Buongiorno Lorenza, grazie mille di aver accettato questa intervista, partiamo dall’inizio… Quando nasce Hop!edizioni?
Hop! è nata nel 2012 con la pubblicazione di Joséphine di Pénélope Bagieu.

Qual è stata la riflessione che vi ha fatto decidere di immettervi sul mercato editoriale?
È stata un’esigenza di cambiamento professionale. Lavoravo nel mondo dell’arte, curavo mostre e mi occupavo della segreteria organizzativa di eventi artistici, seguendo anche gli aspetti editoriali. Fondando Hop! ho fatto una piccola pazzia.
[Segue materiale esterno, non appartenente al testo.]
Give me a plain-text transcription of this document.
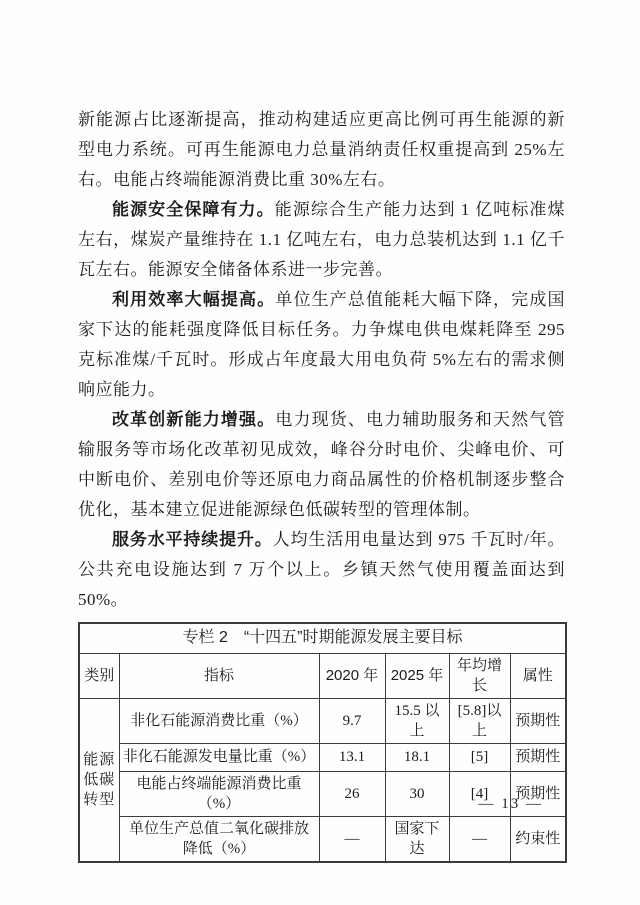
新能源占比逐渐提高，推动构建适应更高比例可再生能源的新型电力系统。可再生能源电力总量消纳责任权重提高到 25%左右。电能占终端能源消费比重 30%左右。

能源安全保障有力。能源综合生产能力达到 1 亿吨标准煤左右，煤炭产量维持在 1.1 亿吨左右，电力总装机达到 1.1 亿千瓦左右。能源安全储备体系进一步完善。

利用效率大幅提高。单位生产总值能耗大幅下降，完成国家下达的能耗强度降低目标任务。力争煤电供电煤耗降至 295 克标准煤/千瓦时。形成占年度最大用电负荷 5%左右的需求侧响应能力。

改革创新能力增强。电力现货、电力辅助服务和天然气管输服务等市场化改革初见成效，峰谷分时电价、尖峰电价、可中断电价、差别电价等还原电力商品属性的价格机制逐步整合优化，基本建立促进能源绿色低碳转型的管理体制。

服务水平持续提升。人均生活用电量达到 975 千瓦时/年。公共充电设施达到 7 万个以上。乡镇天然气使用覆盖面达到50%。

专栏 2　“十四五”时期能源发展主要目标					
类别	指标	2020 年	2025 年	年均增长	属性
能源低碳转型	非化石能源消费比重（%）	9.7	15.5 以上	[5.8]以上	预期性
	非化石能源发电量比重（%）	13.1	18.1	[5]	预期性
	电能占终端能源消费比重（%）	26	30	[4]	预期性
	单位生产总值二氧化碳排放降低（%）	—	国家下达	—	约束性
— 13 —
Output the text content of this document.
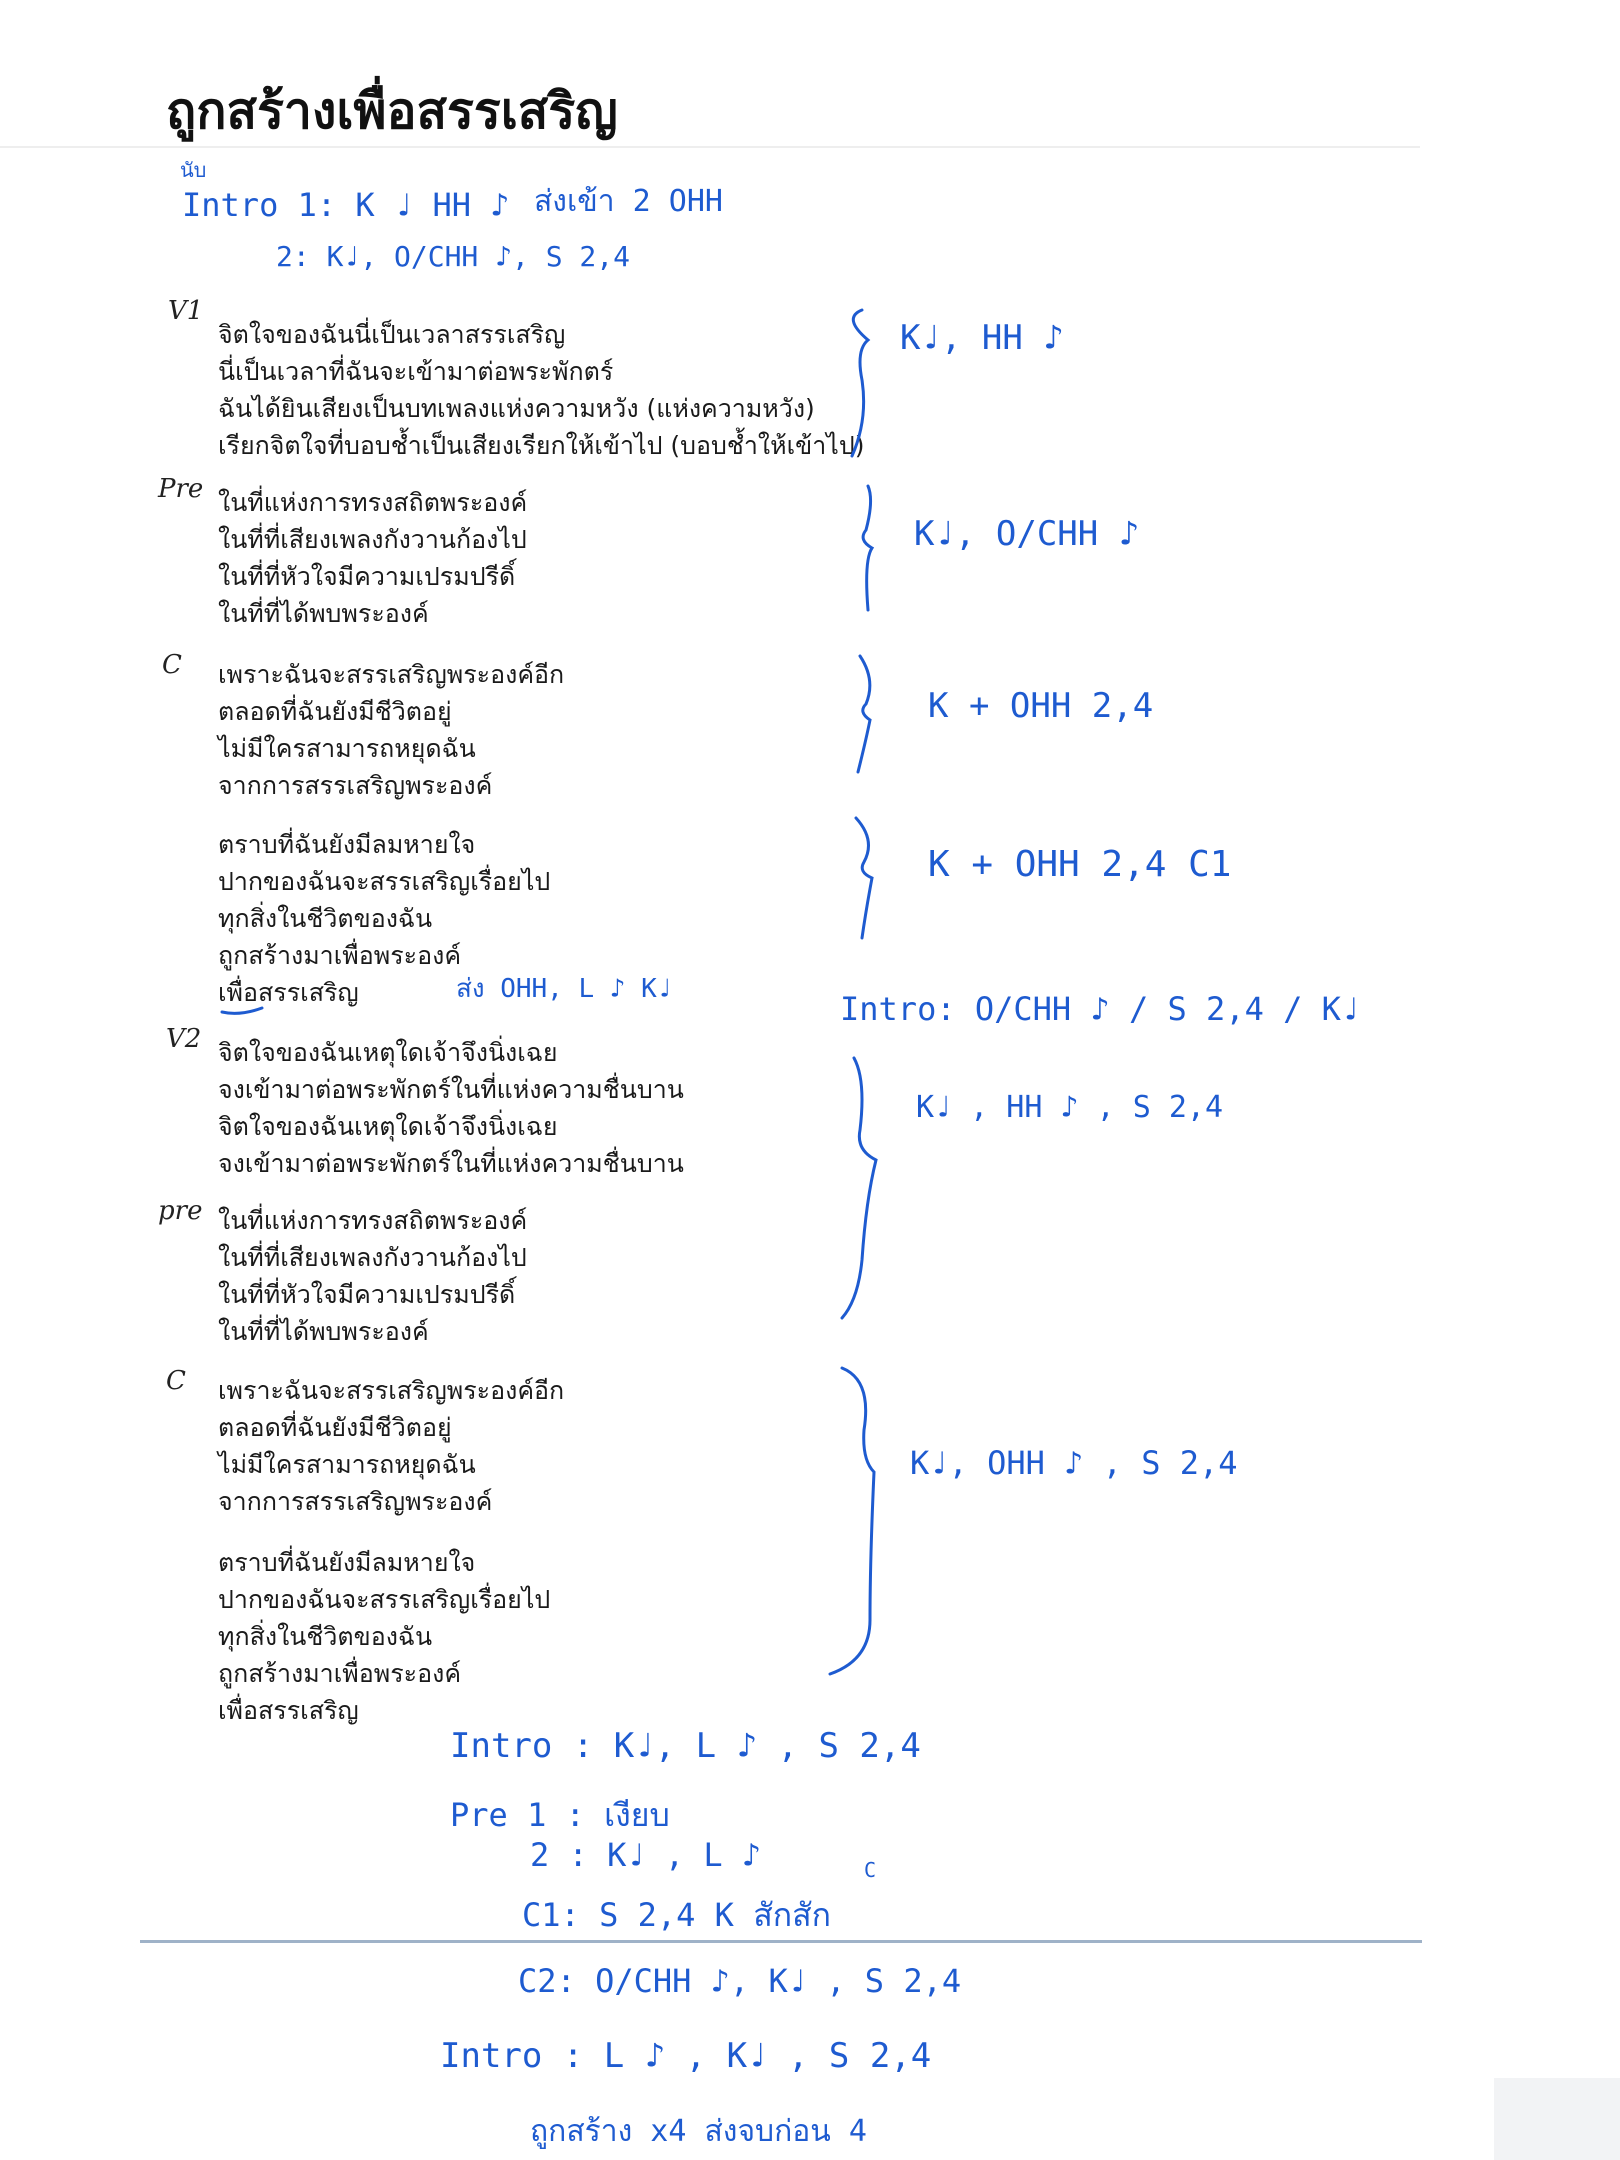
ถูกสร้างเพื่อสรรเสริญ
V1
Pre
C
V2
pre
C
จิตใจของฉันนี่เป็นเวลาสรรเสริญ
นี่เป็นเวลาที่ฉันจะเข้ามาต่อพระพักตร์
ฉันได้ยินเสียงเป็นบทเพลงแห่งความหวัง (แห่งความหวัง)
เรียกจิตใจที่บอบช้ำเป็นเสียงเรียกให้เข้าไป (บอบช้ำให้เข้าไป)
ในที่แห่งการทรงสถิตพระองค์
ในที่ที่เสียงเพลงกังวานก้องไป
ในที่ที่หัวใจมีความเปรมปรีดิ์
ในที่ที่ได้พบพระองค์
เพราะฉันจะสรรเสริญพระองค์อีก
ตลอดที่ฉันยังมีชีวิตอยู่
ไม่มีใครสามารถหยุดฉัน
จากการสรรเสริญพระองค์
ตราบที่ฉันยังมีลมหายใจ
ปากของฉันจะสรรเสริญเรื่อยไป
ทุกสิ่งในชีวิตของฉัน
ถูกสร้างมาเพื่อพระองค์
เพื่อสรรเสริญ
จิตใจของฉันเหตุใดเจ้าจึงนิ่งเฉย
จงเข้ามาต่อพระพักตร์ในที่แห่งความชื่นบาน
จิตใจของฉันเหตุใดเจ้าจึงนิ่งเฉย
จงเข้ามาต่อพระพักตร์ในที่แห่งความชื่นบาน
ในที่แห่งการทรงสถิตพระองค์
ในที่ที่เสียงเพลงกังวานก้องไป
ในที่ที่หัวใจมีความเปรมปรีดิ์
ในที่ที่ได้พบพระองค์
เพราะฉันจะสรรเสริญพระองค์อีก
ตลอดที่ฉันยังมีชีวิตอยู่
ไม่มีใครสามารถหยุดฉัน
จากการสรรเสริญพระองค์
ตราบที่ฉันยังมีลมหายใจ
ปากของฉันจะสรรเสริญเรื่อยไป
ทุกสิ่งในชีวิตของฉัน
ถูกสร้างมาเพื่อพระองค์
เพื่อสรรเสริญ
นับ
Intro 1: K ♩ HH ♪ ส่งเข้า 2 OHH
2: K♩, O/CHH ♪, S 2,4
K♩, HH ♪
K♩, O/CHH ♪
K + OHH 2,4
K + OHH 2,4 C1
ส่ง OHH, L ♪ K♩
Intro: O/CHH ♪ / S 2,4 / K♩
K♩ , HH ♪ , S 2,4
K♩, OHH ♪ , S 2,4
Intro : K♩, L ♪ , S 2,4
Pre 1 : เงียบ
2 : K♩ , L ♪	C
C1: S 2,4 K สักสัก
C2: O/CHH ♪, K♩ , S 2,4
Intro : L ♪ , K♩ , S 2,4
ถูกสร้าง x4 ส่งจบก่อน 4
In che modo volevate lanciare il vostro punto di vista?
Mi sono appassionata alla chick lit 1 a fumetti, scoperta in rete, e ho ritenuto fosse un mercato nuovo, non così esplorato in Italia. Un prodotto editoriale che non era solo legato al fumetto, non era proprio vicino agli illustrati, ma poteva essere una versione diversa, ironica e divertente se vogliamo, dei libri di “costume e società”. La seconda pubblicazione è stata la guida di moda di Fifi Lapin. Anche lei blogger, come Pénélope, ma inglese. Hop! ha attinto moltissimo dalla rete opere ora vezzose, ora sarcastiche, ora raffinate, ora ironiche. Oggi mi piace definire la nostra produzione – coerente e variegata al tempo stesso – come una raccolta di gift book

Hop! dà voce a diverse sfaccettature del femminile, da fiction a picture book, da Joséphine a Callas. Come si potrebbe riassumere la vostra linea editoriale e come si è evoluta negli anni?
Proprio riallacciandomi alla risposta precedente, parlando appunto di gift book, ciò che emerge guardando il nostro catalogo è il fatto che si componga di libri pensati e curati per fare o farsi un regalo. Il catalogo include guide illustrate, un libro game come Lost in Austen, strip divertenti e libri tosti, fino alle recenti biografie illustrate in forma di picture book. Il tutto nel segno della femminilità. Una femminilità che non è rivendicazione di genere a tutti i costi, ma attenzione a tematiche più prettamente femminili. Un femminile vicino ad alcuni concetti espressi nel saggio di Virginia Woolf Una stanza tutta per sé, lontano quindi da ogni forma di protesta tout court, da un’animosità che non è nelle nostre corde. Si tratta piuttosto di una sensibilità di necessità diversa da quella maschile.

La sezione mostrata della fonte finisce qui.